Scientific objectivity and the cool assessment of facts are the hallmarks of the science, technology, engineering, and math (STEM) disciplines. So, of course, stereotypes have no place in these research labs and university departments. Or so you might think. But, when evaluating identical resumes, scientists may be significantly less likely to agree to mentor, offer jobs, or recommend equal salaries to a candidate if the name at the top of the resume is Jennifer, rather than John.
Corinne Moss-Racusin, a social psychologist at Skidmore College, recently spoke at the Stanford University School of Medicine to describe her research on gender bias among STEM faculty, including an experiment that had scientists evaluate identical resumes of a candidate named either “Jennifer” or “John.” Moss-Racusin has devoted her career to understanding how implicit gender bias can lead to discrimination against women and men, especially in the workplace.
Why does this research matter? For one thing, the United States is on track to face a shortfall of a staggering one million qualified STEM workers over the next decade, according to a recent White House report. Recruiting more women could help mitigate the shortfall—after all, women are dramatically underrepresented in STEM fields, and, in some disciplines, the proportion of women is actually declining. Moss-Racusin's research shows one reason why women’s numbers may be so low. What’s more, it shows that the solution to bolstering women's presence in STEM fields may just reside in science itself.
Moss-Racusin wanted to figure out if faculty at academic institutions, despite their training in conducting scientifically objective research, held implicit gender biases that were disadvantaging women who were pursuing STEM careers.
In their study, Moss-Racusin and her colleagues created a fictitious resume of an applicant for a lab manager position.

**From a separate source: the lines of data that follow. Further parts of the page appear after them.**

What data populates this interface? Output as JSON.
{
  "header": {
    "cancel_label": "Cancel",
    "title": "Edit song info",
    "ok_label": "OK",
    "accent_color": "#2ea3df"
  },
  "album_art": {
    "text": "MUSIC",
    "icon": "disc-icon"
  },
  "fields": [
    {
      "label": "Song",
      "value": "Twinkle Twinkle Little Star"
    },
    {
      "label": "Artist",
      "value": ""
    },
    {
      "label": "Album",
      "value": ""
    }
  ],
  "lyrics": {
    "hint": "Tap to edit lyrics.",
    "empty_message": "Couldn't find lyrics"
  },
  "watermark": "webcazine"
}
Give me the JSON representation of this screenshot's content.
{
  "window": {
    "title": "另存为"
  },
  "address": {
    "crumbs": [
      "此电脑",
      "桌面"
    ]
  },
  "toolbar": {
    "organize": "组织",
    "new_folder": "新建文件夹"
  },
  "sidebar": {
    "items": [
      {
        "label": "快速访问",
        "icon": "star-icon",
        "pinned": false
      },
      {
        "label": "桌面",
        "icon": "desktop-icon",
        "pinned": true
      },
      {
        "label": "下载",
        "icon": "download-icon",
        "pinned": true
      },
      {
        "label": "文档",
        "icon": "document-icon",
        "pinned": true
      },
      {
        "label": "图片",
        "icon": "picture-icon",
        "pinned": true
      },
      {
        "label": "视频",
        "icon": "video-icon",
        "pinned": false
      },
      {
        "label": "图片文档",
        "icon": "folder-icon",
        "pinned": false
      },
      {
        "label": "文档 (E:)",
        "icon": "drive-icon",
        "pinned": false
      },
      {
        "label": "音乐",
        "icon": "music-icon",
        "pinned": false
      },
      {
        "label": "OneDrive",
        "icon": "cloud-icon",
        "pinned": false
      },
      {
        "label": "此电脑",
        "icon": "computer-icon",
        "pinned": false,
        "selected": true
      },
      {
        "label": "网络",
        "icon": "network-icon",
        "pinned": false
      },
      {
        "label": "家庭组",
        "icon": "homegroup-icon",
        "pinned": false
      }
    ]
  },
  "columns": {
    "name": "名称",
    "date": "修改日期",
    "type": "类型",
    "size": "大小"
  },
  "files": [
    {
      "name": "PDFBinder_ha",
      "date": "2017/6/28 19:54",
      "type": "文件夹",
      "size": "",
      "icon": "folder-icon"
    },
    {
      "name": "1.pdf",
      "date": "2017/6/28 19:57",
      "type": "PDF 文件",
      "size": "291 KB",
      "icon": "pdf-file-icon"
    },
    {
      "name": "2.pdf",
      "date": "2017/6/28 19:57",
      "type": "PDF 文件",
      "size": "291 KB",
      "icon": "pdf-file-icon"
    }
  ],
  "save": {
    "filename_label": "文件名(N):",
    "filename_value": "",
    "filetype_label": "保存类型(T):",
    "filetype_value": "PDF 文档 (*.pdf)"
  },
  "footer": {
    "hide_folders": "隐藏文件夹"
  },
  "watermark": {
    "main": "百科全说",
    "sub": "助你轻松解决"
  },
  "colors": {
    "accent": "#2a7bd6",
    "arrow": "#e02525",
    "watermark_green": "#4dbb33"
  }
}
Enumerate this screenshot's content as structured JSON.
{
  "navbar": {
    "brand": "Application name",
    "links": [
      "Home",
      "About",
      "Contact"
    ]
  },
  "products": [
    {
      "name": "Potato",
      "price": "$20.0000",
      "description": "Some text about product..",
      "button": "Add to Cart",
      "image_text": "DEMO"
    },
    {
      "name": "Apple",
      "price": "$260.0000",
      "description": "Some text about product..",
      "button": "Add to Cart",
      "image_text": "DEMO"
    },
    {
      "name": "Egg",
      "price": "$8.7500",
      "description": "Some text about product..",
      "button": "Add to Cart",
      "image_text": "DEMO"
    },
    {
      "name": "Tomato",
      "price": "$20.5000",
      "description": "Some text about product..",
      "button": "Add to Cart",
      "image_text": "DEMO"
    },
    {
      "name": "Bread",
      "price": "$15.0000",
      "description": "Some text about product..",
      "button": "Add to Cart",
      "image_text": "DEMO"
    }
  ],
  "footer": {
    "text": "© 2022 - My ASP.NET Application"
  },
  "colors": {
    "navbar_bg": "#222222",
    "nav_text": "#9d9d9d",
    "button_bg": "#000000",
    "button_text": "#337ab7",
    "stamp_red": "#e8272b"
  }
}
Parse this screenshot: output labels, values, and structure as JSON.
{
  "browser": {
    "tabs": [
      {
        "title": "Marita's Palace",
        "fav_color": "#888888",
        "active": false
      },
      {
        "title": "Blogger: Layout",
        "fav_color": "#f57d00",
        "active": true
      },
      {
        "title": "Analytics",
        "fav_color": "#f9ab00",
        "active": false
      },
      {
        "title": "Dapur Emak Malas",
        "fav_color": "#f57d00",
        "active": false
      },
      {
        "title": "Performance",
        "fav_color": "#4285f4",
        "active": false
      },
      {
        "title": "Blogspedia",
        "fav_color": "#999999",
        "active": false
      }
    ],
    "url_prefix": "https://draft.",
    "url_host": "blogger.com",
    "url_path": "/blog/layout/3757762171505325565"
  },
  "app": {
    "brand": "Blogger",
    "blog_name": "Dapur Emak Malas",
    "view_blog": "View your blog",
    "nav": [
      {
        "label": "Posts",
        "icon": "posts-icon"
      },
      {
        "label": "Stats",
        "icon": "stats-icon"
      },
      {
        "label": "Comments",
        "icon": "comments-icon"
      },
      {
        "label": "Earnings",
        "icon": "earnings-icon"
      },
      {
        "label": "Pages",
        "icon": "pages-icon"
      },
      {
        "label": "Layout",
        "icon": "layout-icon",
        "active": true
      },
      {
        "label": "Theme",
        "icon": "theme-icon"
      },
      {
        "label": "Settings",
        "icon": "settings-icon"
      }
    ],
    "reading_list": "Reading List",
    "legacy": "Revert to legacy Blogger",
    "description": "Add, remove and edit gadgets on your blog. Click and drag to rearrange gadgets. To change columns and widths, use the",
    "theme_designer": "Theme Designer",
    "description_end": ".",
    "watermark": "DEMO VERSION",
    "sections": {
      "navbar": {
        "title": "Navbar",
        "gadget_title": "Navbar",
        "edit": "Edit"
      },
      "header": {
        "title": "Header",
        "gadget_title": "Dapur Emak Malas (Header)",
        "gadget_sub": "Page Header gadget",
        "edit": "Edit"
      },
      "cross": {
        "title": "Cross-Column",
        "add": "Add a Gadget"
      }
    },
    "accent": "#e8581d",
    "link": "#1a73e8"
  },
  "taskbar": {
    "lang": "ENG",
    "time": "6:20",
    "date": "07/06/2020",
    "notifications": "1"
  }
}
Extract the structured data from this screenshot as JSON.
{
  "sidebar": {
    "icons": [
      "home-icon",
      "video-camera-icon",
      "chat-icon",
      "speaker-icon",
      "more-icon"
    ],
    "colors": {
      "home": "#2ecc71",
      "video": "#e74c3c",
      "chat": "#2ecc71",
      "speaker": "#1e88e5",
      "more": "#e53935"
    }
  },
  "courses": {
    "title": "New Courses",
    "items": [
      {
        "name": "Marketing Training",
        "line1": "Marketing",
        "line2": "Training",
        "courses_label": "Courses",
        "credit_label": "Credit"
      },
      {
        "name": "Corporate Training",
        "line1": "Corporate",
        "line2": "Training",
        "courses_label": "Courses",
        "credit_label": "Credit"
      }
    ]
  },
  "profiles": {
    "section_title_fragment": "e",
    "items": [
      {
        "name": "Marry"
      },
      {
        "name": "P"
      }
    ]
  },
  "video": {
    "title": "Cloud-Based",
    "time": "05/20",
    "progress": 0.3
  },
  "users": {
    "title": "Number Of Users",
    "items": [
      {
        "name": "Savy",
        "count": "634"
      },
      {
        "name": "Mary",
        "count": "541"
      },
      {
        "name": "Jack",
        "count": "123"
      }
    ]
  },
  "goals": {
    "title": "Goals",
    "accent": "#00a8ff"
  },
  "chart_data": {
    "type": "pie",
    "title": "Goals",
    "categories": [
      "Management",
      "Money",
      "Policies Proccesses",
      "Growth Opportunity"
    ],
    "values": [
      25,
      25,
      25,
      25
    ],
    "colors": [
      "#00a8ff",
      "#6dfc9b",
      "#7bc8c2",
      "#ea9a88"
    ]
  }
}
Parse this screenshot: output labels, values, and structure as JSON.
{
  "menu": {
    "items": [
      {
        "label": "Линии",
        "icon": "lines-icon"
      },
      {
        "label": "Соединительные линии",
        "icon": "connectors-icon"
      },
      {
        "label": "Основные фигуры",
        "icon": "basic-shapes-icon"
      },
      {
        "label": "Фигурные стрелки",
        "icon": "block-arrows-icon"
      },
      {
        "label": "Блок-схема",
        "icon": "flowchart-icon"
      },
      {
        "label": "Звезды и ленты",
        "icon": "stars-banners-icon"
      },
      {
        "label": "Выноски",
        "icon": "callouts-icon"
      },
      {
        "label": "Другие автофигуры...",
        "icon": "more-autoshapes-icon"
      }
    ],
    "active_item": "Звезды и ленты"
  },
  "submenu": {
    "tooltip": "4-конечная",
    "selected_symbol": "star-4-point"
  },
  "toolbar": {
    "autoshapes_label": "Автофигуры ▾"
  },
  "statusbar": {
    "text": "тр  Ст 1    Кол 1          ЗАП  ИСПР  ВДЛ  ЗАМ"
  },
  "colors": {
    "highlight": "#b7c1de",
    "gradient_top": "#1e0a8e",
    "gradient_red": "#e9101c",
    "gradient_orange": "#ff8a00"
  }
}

Two versions of the resume were produced that varied in only one, very significant, detail: the name at the top. One applicant was named Jennifer and the other John. Moss-Racusin and her colleagues then asked STEM professors from across the country to assess the resume. Over one hundred biologists, chemists, and physicists at academic institutions agreed to do so. Each scientist was randomly assigned to review either Jennifer or John's resume.
The results were surprising—they show that the decision makers did not evaluate the resume purely on its merits. Despite having the exact same qualifications and experience as John, Jennifer was perceived as significantly less competent. As a result, Jenifer experienced a number of disadvantages that would have hindered her career advancement if she were a real applicant. Because they perceived the female candidate as less competent, the scientists in the study were less willing to mentor Jennifer or to hire her as a lab manager. They also recommended paying her a lower salary. Jennifer was offered, on average, $4,000 per year (13%) less than John.
Despite the scientific valuation of objectivity, gender stereotypes tainted the judgments of the scientists, generating a bias that dampened the STEM career prospects of Jennifer. Even women scientists favored John. This finding supports the understanding among researchers that gender biases are not a result of in-group favoritism. Rather, gender bias is often an outcome of an implicit cognitive process in which pervasive gender stereotypes shape our judgments, regardless of our intentions. Moss-Racusin stressed that the participants in her study were likely unaware they were discriminating against Jennifer.
Moss-Racusin's next step was to figure out what to do about this bias. In a separate study, she and her colleagues developed a diversity course for scientists. Their goals were to reduce implicit gender bias among academic scientists and to increase their motivation to address the underrepresentation of women in STEM.
One hundred twenty six scientists participated in the course. First, the scientists were told about Moss-Ruskin’s original findings and other research on gender bias. Then the scientists discussed and drew their own conclusions about the results. Finally, they practiced strategies to reduce gender bias at their own institutions.
The participating scientists completed surveys about gender and diversity before and after the course to see if it led to any change in attitudes. The research team found that the course significantly reduced gender bias and that the scientists showed a stronger, more assertive approach to pursuing actions that would increase gender diversity after participating. Research-driven diversity interventions such as this one are crucial to closing the gender disparity in STEM fields, argues Moss-Racusin.
In the spirit of true investigative science, STEM faculty have been eager to listen to, and learn from, Moss-Racusin's research. Research and training programs such as the one she designed, coupled with the support of the academic community, can help institutions move towards a future where scientific merit matters and where the name at the top of a resume does not.